By Shira Ovide. Source: The Globe and Mail.
Which is the real Amazon.com Inc.? Is it the company whose 2016 operating profit was five times the level of three years earlier? Or is it the Amazon that has mostly delivered minuscule profits and instead redirected nearly every dollar in sales toward its mission of world domination?
It is true that Amazon generated $4.2-billion in operating profit in 2016 — nearly equal to the company’s operating profit in the previous five years combined. Pat on the back, Amazon, for “only” spending 97 cents of every dollar coming in the door last year.
The step-up in profit is a big reason Wall Street started to expect Amazon’s profit to soar in coming years, although some doubts have creeped in recently. It may be time to rethink those expectations.
Amazon has made it clear that it is splurging to build up its package-shipping warehouses and entertainment programs for its Prime video service to fuel future revenue growth.

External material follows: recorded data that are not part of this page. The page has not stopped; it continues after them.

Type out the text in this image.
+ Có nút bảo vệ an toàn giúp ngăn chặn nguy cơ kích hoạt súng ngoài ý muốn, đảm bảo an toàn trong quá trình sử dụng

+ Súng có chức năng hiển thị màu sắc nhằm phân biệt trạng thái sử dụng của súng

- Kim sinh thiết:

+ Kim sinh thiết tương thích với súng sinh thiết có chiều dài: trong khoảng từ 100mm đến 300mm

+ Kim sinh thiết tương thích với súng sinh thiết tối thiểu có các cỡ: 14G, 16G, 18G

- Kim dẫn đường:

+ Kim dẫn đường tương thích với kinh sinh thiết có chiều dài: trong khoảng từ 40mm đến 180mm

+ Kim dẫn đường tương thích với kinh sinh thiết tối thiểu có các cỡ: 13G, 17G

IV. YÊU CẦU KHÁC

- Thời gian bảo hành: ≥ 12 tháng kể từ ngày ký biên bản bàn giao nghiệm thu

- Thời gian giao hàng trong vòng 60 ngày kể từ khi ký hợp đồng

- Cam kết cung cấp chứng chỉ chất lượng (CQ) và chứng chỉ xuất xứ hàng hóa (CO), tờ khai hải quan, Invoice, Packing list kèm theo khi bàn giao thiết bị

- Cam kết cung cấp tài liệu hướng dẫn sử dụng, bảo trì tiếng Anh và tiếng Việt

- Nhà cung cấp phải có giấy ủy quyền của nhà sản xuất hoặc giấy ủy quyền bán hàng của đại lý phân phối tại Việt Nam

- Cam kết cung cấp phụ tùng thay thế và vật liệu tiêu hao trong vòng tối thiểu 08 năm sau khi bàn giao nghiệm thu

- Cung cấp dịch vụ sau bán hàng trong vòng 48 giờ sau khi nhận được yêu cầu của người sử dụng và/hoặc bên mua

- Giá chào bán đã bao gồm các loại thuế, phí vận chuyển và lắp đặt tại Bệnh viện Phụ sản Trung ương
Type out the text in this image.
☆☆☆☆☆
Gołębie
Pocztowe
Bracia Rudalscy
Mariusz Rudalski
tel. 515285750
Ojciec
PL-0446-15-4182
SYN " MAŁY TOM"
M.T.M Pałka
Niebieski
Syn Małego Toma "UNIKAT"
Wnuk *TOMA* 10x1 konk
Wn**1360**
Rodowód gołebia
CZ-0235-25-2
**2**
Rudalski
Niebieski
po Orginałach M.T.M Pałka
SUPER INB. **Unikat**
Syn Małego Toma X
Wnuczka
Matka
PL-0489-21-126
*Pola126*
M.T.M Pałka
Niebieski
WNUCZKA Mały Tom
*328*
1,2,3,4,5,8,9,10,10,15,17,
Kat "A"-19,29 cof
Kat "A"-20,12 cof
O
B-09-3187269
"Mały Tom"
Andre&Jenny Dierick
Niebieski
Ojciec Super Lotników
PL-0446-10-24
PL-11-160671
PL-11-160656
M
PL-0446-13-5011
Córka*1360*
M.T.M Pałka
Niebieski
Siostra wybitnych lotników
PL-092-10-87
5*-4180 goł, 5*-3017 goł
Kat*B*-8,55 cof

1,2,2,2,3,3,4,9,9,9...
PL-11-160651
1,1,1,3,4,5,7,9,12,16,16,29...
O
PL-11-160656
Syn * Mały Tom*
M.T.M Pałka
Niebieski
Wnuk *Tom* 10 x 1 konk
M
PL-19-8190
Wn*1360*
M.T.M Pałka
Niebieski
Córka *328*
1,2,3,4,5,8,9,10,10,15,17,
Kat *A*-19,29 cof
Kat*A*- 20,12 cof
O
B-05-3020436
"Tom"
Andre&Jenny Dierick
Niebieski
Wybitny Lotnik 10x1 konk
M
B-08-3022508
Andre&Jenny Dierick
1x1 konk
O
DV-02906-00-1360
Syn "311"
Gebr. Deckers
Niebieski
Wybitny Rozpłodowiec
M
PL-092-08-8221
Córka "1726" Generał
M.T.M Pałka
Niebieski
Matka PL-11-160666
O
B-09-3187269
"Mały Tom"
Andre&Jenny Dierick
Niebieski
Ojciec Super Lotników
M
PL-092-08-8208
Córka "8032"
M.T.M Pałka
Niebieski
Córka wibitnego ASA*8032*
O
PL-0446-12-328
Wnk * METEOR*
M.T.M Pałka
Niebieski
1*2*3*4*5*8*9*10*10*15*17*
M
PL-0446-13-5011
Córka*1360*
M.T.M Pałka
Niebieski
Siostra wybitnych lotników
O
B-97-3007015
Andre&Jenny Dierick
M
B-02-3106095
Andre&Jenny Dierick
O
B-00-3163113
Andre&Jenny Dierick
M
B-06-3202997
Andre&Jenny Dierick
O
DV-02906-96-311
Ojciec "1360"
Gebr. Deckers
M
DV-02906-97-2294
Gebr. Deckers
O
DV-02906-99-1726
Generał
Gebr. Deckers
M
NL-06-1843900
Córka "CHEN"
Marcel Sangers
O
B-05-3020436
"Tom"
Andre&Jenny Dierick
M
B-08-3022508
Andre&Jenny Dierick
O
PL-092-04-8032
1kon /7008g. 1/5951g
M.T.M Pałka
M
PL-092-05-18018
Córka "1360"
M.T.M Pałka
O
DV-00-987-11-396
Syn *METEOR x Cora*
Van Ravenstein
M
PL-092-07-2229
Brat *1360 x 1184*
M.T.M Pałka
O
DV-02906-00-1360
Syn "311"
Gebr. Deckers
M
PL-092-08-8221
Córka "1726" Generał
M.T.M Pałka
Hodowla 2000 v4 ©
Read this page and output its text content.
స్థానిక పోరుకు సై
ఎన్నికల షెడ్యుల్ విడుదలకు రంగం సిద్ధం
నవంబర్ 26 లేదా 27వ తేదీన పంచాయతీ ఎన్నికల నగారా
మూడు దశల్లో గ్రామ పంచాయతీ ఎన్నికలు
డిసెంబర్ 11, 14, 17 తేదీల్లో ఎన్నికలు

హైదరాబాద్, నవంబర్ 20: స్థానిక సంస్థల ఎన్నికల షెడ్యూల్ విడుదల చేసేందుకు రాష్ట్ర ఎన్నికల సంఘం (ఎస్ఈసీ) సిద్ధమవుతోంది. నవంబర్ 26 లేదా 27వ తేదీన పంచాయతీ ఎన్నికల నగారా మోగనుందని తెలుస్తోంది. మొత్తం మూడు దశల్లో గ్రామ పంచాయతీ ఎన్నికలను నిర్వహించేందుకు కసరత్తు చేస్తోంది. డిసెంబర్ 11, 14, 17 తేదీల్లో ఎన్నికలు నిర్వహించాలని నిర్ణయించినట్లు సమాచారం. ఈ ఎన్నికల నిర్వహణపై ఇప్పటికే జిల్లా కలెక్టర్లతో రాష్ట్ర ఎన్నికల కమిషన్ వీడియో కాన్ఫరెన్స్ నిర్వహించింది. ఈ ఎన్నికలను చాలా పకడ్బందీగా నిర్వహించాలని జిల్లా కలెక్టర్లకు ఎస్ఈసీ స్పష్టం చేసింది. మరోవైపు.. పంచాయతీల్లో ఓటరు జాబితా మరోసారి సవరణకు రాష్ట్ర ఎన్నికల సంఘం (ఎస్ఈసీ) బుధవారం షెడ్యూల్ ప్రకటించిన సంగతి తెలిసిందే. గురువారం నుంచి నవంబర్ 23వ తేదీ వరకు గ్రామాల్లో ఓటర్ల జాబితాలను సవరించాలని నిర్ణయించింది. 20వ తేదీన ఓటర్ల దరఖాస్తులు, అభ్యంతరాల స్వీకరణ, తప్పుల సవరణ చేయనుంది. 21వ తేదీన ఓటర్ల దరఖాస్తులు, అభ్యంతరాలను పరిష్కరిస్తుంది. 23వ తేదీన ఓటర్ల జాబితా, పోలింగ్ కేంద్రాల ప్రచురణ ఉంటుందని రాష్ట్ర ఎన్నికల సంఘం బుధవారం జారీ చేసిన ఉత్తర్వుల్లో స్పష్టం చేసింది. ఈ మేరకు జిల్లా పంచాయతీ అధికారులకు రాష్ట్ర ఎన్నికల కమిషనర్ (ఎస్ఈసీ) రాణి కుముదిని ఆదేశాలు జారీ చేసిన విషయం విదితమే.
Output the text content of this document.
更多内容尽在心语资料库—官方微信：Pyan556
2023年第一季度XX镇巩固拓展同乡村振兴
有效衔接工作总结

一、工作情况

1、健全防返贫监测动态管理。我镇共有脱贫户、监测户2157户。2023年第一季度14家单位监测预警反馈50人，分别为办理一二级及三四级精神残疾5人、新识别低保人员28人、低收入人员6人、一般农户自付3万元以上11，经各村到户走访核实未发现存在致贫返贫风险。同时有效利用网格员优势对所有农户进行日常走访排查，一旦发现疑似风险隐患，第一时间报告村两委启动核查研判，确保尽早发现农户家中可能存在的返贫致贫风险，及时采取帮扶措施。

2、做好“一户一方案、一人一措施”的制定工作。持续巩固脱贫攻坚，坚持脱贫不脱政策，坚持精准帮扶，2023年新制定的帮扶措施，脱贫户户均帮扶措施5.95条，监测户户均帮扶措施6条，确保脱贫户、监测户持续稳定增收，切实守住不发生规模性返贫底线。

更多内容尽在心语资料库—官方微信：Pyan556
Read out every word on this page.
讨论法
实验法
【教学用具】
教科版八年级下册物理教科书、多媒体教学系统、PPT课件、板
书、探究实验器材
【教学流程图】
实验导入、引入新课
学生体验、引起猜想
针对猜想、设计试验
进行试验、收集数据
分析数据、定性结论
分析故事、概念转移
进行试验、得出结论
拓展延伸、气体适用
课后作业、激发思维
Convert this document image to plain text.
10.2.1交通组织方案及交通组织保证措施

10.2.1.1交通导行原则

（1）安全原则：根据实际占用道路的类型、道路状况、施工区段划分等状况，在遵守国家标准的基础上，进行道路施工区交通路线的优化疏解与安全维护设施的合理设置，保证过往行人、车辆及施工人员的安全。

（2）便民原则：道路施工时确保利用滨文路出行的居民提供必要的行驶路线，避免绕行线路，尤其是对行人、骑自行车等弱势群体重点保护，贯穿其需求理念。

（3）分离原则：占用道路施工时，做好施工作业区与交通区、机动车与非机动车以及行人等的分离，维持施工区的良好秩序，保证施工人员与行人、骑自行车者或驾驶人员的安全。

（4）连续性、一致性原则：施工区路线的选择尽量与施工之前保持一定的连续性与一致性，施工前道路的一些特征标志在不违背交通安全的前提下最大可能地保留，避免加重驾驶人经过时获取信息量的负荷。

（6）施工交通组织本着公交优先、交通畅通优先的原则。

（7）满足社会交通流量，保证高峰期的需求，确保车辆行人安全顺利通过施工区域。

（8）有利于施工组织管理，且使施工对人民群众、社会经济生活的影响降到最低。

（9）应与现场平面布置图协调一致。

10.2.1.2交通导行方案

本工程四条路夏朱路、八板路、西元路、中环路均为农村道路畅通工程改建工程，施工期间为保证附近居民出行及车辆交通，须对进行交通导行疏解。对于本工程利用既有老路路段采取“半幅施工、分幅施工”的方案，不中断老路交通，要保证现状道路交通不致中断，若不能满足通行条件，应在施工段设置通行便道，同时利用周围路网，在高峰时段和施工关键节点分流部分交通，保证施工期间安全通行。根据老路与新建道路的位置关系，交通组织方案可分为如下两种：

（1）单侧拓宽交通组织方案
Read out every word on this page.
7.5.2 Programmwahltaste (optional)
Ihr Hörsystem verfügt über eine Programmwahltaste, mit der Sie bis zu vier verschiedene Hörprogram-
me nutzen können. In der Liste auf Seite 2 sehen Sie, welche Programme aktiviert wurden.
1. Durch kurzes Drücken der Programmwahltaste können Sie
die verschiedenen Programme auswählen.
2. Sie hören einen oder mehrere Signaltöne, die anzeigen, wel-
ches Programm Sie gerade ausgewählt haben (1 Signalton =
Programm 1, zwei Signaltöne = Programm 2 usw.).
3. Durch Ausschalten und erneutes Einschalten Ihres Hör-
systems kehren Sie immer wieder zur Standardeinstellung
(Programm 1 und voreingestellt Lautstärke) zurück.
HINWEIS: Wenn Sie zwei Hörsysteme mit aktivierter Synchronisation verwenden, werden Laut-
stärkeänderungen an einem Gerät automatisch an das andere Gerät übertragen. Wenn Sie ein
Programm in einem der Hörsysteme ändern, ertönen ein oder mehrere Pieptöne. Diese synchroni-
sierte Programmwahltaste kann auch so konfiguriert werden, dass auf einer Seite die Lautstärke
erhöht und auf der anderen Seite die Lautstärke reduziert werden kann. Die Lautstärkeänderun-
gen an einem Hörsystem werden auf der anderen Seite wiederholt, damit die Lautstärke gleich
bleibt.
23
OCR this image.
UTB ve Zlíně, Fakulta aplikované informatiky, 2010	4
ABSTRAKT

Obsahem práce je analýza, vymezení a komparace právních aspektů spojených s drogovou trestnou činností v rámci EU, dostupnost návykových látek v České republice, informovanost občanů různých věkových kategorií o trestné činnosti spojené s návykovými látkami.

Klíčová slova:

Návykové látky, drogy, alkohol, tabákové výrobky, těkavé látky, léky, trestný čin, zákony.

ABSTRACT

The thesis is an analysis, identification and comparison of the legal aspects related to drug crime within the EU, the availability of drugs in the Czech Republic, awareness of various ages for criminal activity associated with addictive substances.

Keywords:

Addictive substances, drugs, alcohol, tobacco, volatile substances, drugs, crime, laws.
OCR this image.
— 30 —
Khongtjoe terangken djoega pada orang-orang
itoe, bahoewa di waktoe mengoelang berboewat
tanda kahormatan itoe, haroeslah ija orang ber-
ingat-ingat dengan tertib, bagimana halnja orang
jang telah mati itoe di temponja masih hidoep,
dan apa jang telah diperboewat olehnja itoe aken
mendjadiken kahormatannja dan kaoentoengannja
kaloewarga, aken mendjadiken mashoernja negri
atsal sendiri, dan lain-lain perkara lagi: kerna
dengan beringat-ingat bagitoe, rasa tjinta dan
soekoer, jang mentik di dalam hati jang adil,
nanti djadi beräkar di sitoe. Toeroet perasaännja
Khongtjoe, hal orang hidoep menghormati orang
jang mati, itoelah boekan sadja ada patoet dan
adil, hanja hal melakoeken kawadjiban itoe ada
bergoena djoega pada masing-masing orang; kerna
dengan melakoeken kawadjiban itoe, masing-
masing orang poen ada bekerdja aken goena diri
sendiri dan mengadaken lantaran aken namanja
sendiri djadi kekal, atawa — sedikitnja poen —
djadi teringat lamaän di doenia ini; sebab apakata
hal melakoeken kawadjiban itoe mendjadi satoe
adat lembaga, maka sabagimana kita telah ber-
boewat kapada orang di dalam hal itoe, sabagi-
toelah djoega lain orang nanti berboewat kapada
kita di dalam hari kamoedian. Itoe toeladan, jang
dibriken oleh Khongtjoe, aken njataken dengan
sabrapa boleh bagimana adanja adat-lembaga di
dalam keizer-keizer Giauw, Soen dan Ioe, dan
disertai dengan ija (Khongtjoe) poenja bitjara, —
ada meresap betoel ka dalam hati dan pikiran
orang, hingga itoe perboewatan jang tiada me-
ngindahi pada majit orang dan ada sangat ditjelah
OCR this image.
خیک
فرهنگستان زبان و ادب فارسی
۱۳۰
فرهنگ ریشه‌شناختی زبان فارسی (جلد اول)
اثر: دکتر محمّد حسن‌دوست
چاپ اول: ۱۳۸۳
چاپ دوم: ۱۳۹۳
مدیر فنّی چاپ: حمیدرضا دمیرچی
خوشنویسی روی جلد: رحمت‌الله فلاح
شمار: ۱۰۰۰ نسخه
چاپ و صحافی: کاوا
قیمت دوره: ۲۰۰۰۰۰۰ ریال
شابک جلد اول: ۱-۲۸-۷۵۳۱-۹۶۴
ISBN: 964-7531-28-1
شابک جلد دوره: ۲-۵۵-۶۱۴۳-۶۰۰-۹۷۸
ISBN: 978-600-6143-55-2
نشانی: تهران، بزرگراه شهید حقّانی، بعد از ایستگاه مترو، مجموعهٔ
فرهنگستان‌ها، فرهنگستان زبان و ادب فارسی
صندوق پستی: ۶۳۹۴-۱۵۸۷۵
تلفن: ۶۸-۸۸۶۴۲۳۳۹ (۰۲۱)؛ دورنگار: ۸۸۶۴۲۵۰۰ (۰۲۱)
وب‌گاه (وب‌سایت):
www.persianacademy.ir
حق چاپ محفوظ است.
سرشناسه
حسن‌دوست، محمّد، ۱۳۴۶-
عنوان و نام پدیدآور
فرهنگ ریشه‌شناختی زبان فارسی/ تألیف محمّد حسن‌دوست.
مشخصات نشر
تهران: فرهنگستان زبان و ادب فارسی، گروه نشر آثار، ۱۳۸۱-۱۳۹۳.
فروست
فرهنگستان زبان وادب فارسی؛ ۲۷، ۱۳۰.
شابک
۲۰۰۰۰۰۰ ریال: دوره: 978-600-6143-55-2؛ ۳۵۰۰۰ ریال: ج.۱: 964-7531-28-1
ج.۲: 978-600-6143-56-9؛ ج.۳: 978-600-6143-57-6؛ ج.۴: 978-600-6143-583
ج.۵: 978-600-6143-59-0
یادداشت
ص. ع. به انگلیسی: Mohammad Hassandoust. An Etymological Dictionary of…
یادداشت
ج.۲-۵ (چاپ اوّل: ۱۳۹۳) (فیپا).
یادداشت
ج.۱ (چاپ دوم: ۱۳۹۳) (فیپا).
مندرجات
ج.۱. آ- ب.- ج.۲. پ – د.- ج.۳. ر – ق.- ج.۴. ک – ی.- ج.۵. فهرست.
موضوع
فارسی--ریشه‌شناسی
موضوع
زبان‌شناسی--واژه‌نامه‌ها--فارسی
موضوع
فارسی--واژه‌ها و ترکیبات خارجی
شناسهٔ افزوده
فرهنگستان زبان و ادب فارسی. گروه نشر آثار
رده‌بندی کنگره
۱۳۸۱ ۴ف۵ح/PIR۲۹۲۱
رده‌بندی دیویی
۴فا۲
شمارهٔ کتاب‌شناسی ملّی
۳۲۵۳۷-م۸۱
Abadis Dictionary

The number of full- and part-time Amazon employees rose 48 per cent in 2016 to 341,400. Amazon continues its pattern in which its core operating expenses — excluding purchases of merchandise and other direct costs for its business — are growing faster than its revenue.
The trouble is it’s hard to predict the full tab for Amazon’s blueprint to crush every industry in which it competes. Amazon CEO Jeff Bezos has expressed great affection for Amazon’s voice-activated technology, including its Echo line of home speakers and the companion Alexa software that competes with Apple’s Siri. Nearly every day Amazon announces another city in which it is expanding its short-term package delivery service Prime Now, or its associated restaurant delivery service. (Tuesday’s expansion was Las Vegas.) None of that will be cheap.
Neither is Amazon’s foray into physical bookstores, convenience shops and grocery stores. The scope of Amazon’s store game plan isn’t clear, but a recent Morgan Stanley analysis estimated Amazon could incur roughly $400-million in capital costs for each 50 grocery stores it opens. There was also a flurry of news reports in recent days about Amazon’s growth plans in Europe, both for additional shipping distribution centers and for technical workers. SunTrust stock analysts estimated Amazon will add roughly 15,000 new employees in the U.K., Germany and France.
Those Amazon war plans suggest Wall Street expectations for Amazon’s future profits are still too high — even though they already went back to the drawing board late last year. In October, Wall Street expected Amazon to post more than $8-billion of operating profit in 2017 and $13.6-billion next year, according to the average of stock analyst estimates compiled by Bloomberg. Now those expectations have downshifted to $5.8-billion for 2017 and less than $10-billion for 2018.
Amazon is like an adorable puppy that eats your shoes and urinates on the rug. You really can’t get too angry at her. No one should expect puppies to act out of character. You believe some day the annoyances will pay off and she will grow up to be a loyal companion rather than an incontinent brat.
Amazon, of course, has been in the profits puppy phase for a long time. Maybe it always will be. Nevertheless, investors should realize that is the species they are taking home when they buy into Amazon. It’s important to understand what Amazon truly is and not be deluded into thinking it is something that it’s not.